Glacier Is Racing to the Sea
Friday, May 9th, 2014May 9, 2014
The biggest glacier (by size) in Europe is now draining into the Barents Sea at a rate 10 times as fast as it was just a few years ago, according to data collected by a new Earth-observation satellite. The glacier, the Austfonna icecap on Svalbard, had been relatively stable for some decades. (Icecaps are glaciers that cover an area of 19,300 square miles (50,000 square kilometers) or less. Larger glaciers are called ice sheets.) Svalbard is a group of islands in the Arctic Ocean, about midway between Norway and the North Pole. The Earth-observation satellite is the Sentinel-1A, an advanced radar satellite launched last month by the European Space Agency. Scientists with the Sentinel project described the change in the icecap’s speed as “extraordinary.” At this point, they are not certain whether the speed-up is the result of natural changes in the movement of the icecap or a sign of global warming in the Arctic.
The Austfonna icecap covers more than 3,000 square miles (8,000 square kilometers) of Nordaustlandet, the second-largest island in the Svalbard archipelago. Ice from the glacier drains into the sea mainly though a so-called outlet glacier along the southeastern coast of the island. An outlet glacier is a section of an icecap or ice sheet that moves faster than the ice around it.

The chief outlet glacier of the Austfonna icecap (shown in box) is flowing into the sea at least 10 times as fast as it was only a few years ago. (ESA/DLR/Gamma/University of Leeds/University of Edinburgh)
The melting of land-based glaciers is one of the two main causes of the 8-inch (210-millimeter) average rise in global sea levels that occurred between 1880 and 2009. The other major cause is thermal expansion caused by the warming of the oceans (water expands as it warms).
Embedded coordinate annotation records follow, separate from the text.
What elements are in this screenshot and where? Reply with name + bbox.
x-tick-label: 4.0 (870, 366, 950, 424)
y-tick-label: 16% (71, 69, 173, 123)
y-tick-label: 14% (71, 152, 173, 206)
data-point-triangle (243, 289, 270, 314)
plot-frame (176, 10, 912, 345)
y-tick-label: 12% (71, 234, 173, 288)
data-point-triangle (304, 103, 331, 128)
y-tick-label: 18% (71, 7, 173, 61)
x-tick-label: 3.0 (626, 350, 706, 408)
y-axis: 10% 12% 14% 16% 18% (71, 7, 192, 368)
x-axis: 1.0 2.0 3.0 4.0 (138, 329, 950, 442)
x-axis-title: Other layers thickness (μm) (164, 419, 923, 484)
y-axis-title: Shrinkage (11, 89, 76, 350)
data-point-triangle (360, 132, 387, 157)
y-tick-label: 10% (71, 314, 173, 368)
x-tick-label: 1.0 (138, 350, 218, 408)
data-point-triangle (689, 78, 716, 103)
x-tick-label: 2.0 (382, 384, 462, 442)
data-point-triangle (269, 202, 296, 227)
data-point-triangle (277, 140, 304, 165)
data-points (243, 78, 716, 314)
According to one expert involved with the project, icecaps and glaciers contain only 1 percent of the world’s ice. But they have contributed about 50 percent of modern sea-level rise due to ice melting. Glaciers flow slowly under the influence of gravity. If the amount of new snow that accummulates on the glacier is about the same as the amount of the glacier’s ice melting into the sea, the glacier is considered stable.